Suite aux élections municipales des 23 et 30 mars derniers, de nouvelles « têtes » ont fait leur apparition au sein des conseils municipaux. Avec le grand basculement gauche-droite vécu dans de nombreuses communes du département, ce scrutin a renouvelé en partie la classe politique essonnienne. Outre cette alternance entre les différents bords politiques, un autre renouvellement de cette classe politique s’est effectué avec l’arrivée de jeunes au sein des assemblées municipales.

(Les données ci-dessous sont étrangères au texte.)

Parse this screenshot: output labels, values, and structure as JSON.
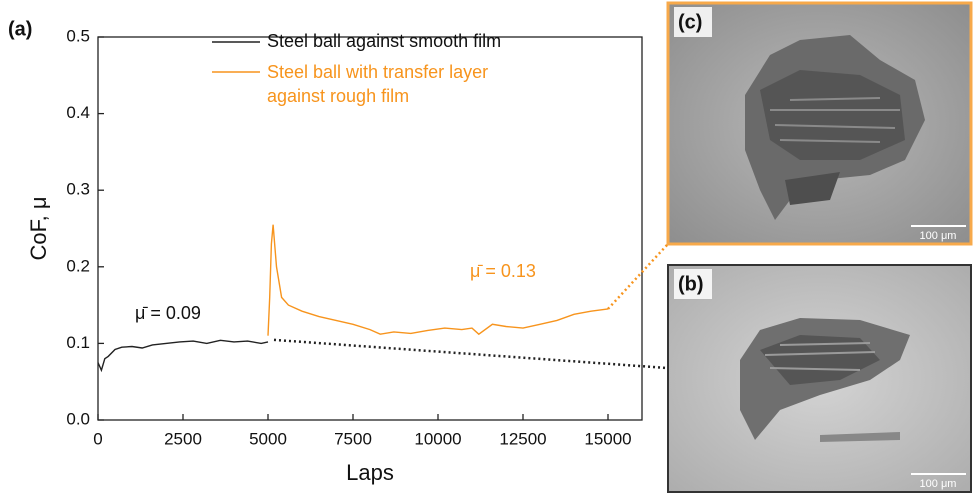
{
  "chart_data": {
    "type": "line",
    "panel_label": "(a)",
    "xlabel": "Laps",
    "ylabel": "CoF, μ",
    "xlim": [
      0,
      16000
    ],
    "ylim": [
      0,
      0.5
    ],
    "xticks": [
      0,
      2500,
      5000,
      7500,
      10000,
      12500,
      15000
    ],
    "yticks": [
      {
        "value": 0,
        "label": "0.0"
      },
      0.1,
      0.2,
      0.3,
      0.4,
      0.5
    ],
    "series": [
      {
        "name": "Steel ball against smooth film",
        "color": "#222222",
        "x": [
          0,
          100,
          200,
          300,
          500,
          700,
          1000,
          1300,
          1600,
          2000,
          2400,
          2800,
          3200,
          3600,
          4000,
          4400,
          4800,
          5000
        ],
        "values": [
          0.075,
          0.065,
          0.08,
          0.083,
          0.092,
          0.095,
          0.096,
          0.094,
          0.098,
          0.1,
          0.102,
          0.103,
          0.1,
          0.104,
          0.102,
          0.103,
          0.1,
          0.102
        ]
      },
      {
        "name": "Steel ball with transfer layer against rough film",
        "color": "#f7941d",
        "x": [
          5000,
          5050,
          5100,
          5150,
          5250,
          5400,
          5600,
          6000,
          6500,
          7000,
          7500,
          8000,
          8300,
          8700,
          9200,
          9700,
          10200,
          10700,
          11000,
          11200,
          11600,
          12000,
          12500,
          13000,
          13500,
          14000,
          14500,
          15000
        ],
        "values": [
          0.11,
          0.16,
          0.23,
          0.255,
          0.2,
          0.16,
          0.15,
          0.142,
          0.135,
          0.13,
          0.125,
          0.118,
          0.112,
          0.115,
          0.113,
          0.117,
          0.12,
          0.118,
          0.12,
          0.112,
          0.125,
          0.122,
          0.12,
          0.125,
          0.13,
          0.138,
          0.142,
          0.145
        ]
      }
    ],
    "annotations": [
      "μ̄ = 0.09",
      "μ̄ = 0.13"
    ]
  },
  "panels": [
    {
      "label": "(c)",
      "scale_bar": "100 μm"
    },
    {
      "label": "(b)",
      "scale_bar": "100 μm"
    }
  ]
}
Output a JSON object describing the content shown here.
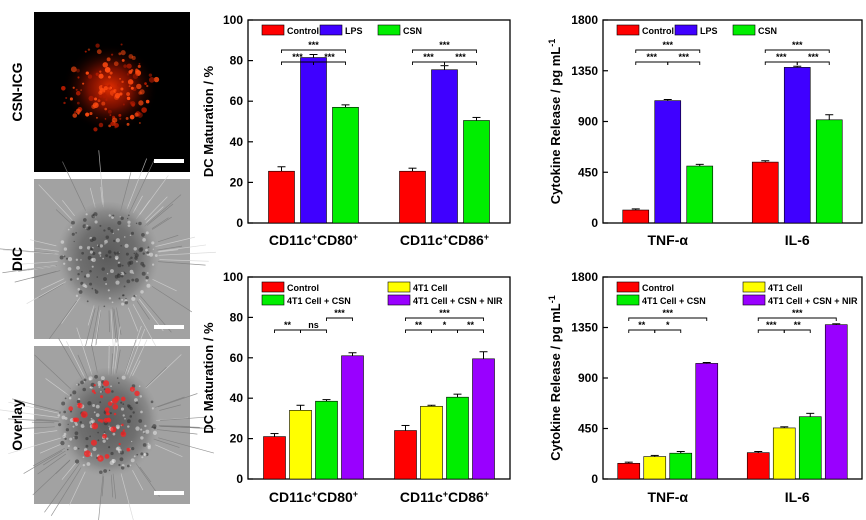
{
  "micrographs": [
    {
      "label": "CSN-ICG"
    },
    {
      "label": "DIC"
    },
    {
      "label": "Overlay"
    }
  ],
  "chart_data": [
    {
      "type": "bar",
      "ylabel": "DC Maturation / %",
      "ylim": [
        0,
        100
      ],
      "yticks": [
        0,
        20,
        40,
        60,
        80,
        100
      ],
      "groups": [
        {
          "sup_a": "+",
          "sup_b": "+",
          "base_a": "CD11c",
          "base_b": "CD80"
        },
        {
          "sup_a": "+",
          "sup_b": "+",
          "base_a": "CD11c",
          "base_b": "CD86"
        }
      ],
      "series": [
        {
          "name": "Control",
          "color": "#ff0000",
          "values": [
            25.5,
            25.5
          ],
          "errors": [
            2.2,
            1.5
          ]
        },
        {
          "name": "LPS",
          "color": "#3f00ff",
          "values": [
            81.5,
            75.5
          ],
          "errors": [
            1.5,
            2.0
          ]
        },
        {
          "name": "CSN",
          "color": "#00ee00",
          "values": [
            57,
            50.5
          ],
          "errors": [
            1.2,
            1.5
          ]
        }
      ],
      "legend_cols": 3,
      "significance": [
        {
          "group": 0,
          "from": 0,
          "to": 1,
          "label": "***",
          "level": 1
        },
        {
          "group": 0,
          "from": 1,
          "to": 2,
          "label": "***",
          "level": 1
        },
        {
          "group": 0,
          "from": 0,
          "to": 2,
          "label": "***",
          "level": 2
        },
        {
          "group": 1,
          "from": 0,
          "to": 1,
          "label": "***",
          "level": 1
        },
        {
          "group": 1,
          "from": 1,
          "to": 2,
          "label": "***",
          "level": 1
        },
        {
          "group": 1,
          "from": 0,
          "to": 2,
          "label": "***",
          "level": 2
        }
      ]
    },
    {
      "type": "bar",
      "ylabel": "Cytokine Release / pg mL",
      "ylabel_sup": "-1",
      "ylim": [
        0,
        1800
      ],
      "yticks": [
        0,
        450,
        900,
        1350,
        1800
      ],
      "groups": [
        {
          "text": "TNF-α"
        },
        {
          "text": "IL-6"
        }
      ],
      "series": [
        {
          "name": "Control",
          "color": "#ff0000",
          "values": [
            115,
            540
          ],
          "errors": [
            10,
            12
          ]
        },
        {
          "name": "LPS",
          "color": "#3f00ff",
          "values": [
            1085,
            1380
          ],
          "errors": [
            10,
            10
          ]
        },
        {
          "name": "CSN",
          "color": "#00ee00",
          "values": [
            505,
            915
          ],
          "errors": [
            15,
            45
          ]
        }
      ],
      "legend_cols": 3,
      "significance": [
        {
          "group": 0,
          "from": 0,
          "to": 1,
          "label": "***",
          "level": 1
        },
        {
          "group": 0,
          "from": 1,
          "to": 2,
          "label": "***",
          "level": 1
        },
        {
          "group": 0,
          "from": 0,
          "to": 2,
          "label": "***",
          "level": 2
        },
        {
          "group": 1,
          "from": 0,
          "to": 1,
          "label": "***",
          "level": 1
        },
        {
          "group": 1,
          "from": 1,
          "to": 2,
          "label": "***",
          "level": 1
        },
        {
          "group": 1,
          "from": 0,
          "to": 2,
          "label": "***",
          "level": 2
        }
      ]
    },
    {
      "type": "bar",
      "ylabel": "DC Maturation / %",
      "ylim": [
        0,
        100
      ],
      "yticks": [
        0,
        20,
        40,
        60,
        80,
        100
      ],
      "groups": [
        {
          "sup_a": "+",
          "sup_b": "+",
          "base_a": "CD11c",
          "base_b": "CD80"
        },
        {
          "sup_a": "+",
          "sup_b": "+",
          "base_a": "CD11c",
          "base_b": "CD86"
        }
      ],
      "series": [
        {
          "name": "Control",
          "color": "#ff0000",
          "values": [
            21,
            24
          ],
          "errors": [
            1.5,
            2.5
          ]
        },
        {
          "name": "4T1 Cell",
          "color": "#ffff00",
          "values": [
            34,
            36
          ],
          "errors": [
            2.5,
            0.5
          ]
        },
        {
          "name": "4T1 Cell + CSN",
          "color": "#00ee00",
          "values": [
            38.5,
            40.5
          ],
          "errors": [
            0.8,
            1.5
          ]
        },
        {
          "name": "4T1 Cell + CSN + NIR",
          "color": "#9900ff",
          "values": [
            61,
            59.5
          ],
          "errors": [
            1.5,
            3.5
          ]
        }
      ],
      "legend_cols": 2,
      "significance": [
        {
          "group": 0,
          "from": 0,
          "to": 1,
          "label": "**",
          "level": 1
        },
        {
          "group": 0,
          "from": 1,
          "to": 2,
          "label": "ns",
          "level": 1
        },
        {
          "group": 0,
          "from": 2,
          "to": 3,
          "label": "***",
          "level": 2
        },
        {
          "group": 1,
          "from": 0,
          "to": 1,
          "label": "**",
          "level": 1
        },
        {
          "group": 1,
          "from": 1,
          "to": 2,
          "label": "*",
          "level": 1
        },
        {
          "group": 1,
          "from": 2,
          "to": 3,
          "label": "**",
          "level": 1
        },
        {
          "group": 1,
          "from": 0,
          "to": 3,
          "label": "***",
          "level": 2
        }
      ]
    },
    {
      "type": "bar",
      "ylabel": "Cytokine Release / pg mL",
      "ylabel_sup": "-1",
      "ylim": [
        0,
        1800
      ],
      "yticks": [
        0,
        450,
        900,
        1350,
        1800
      ],
      "groups": [
        {
          "text": "TNF-α"
        },
        {
          "text": "IL-6"
        }
      ],
      "series": [
        {
          "name": "Control",
          "color": "#ff0000",
          "values": [
            140,
            235
          ],
          "errors": [
            10,
            10
          ]
        },
        {
          "name": "4T1 Cell",
          "color": "#ffff00",
          "values": [
            200,
            455
          ],
          "errors": [
            10,
            10
          ]
        },
        {
          "name": "4T1 Cell + CSN",
          "color": "#00ee00",
          "values": [
            230,
            555
          ],
          "errors": [
            15,
            30
          ]
        },
        {
          "name": "4T1 Cell + CSN + NIR",
          "color": "#9900ff",
          "values": [
            1030,
            1375
          ],
          "errors": [
            8,
            8
          ]
        }
      ],
      "legend_cols": 2,
      "significance": [
        {
          "group": 0,
          "from": 0,
          "to": 1,
          "label": "**",
          "level": 1
        },
        {
          "group": 0,
          "from": 1,
          "to": 2,
          "label": "*",
          "level": 1
        },
        {
          "group": 0,
          "from": 0,
          "to": 3,
          "label": "***",
          "level": 2
        },
        {
          "group": 1,
          "from": 0,
          "to": 1,
          "label": "***",
          "level": 1
        },
        {
          "group": 1,
          "from": 1,
          "to": 2,
          "label": "**",
          "level": 1
        },
        {
          "group": 1,
          "from": 0,
          "to": 3,
          "label": "***",
          "level": 2
        }
      ]
    }
  ]
}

Durant la semaine de l’entre-deux-tours, nous vous avions proposé quelques portraits de jeunes militants de Yerres, Les Ulis et de Longjumeau. Aujourd’hui, certains d’entre eux ont été élus et de nombreux autres jeunes sont venus grossir les rangs des conseils municipaux. Pour la plupart, ils font donc une arrivée remarquée dans le paysage politique bien qu’en réalité ils soient encore minoritaires dans un monde qui est « traditionnellement réservé aux quadras ou aux quinquagénaires », comme l’explique un jeune élu dourdannais, Tarik El Gachbour.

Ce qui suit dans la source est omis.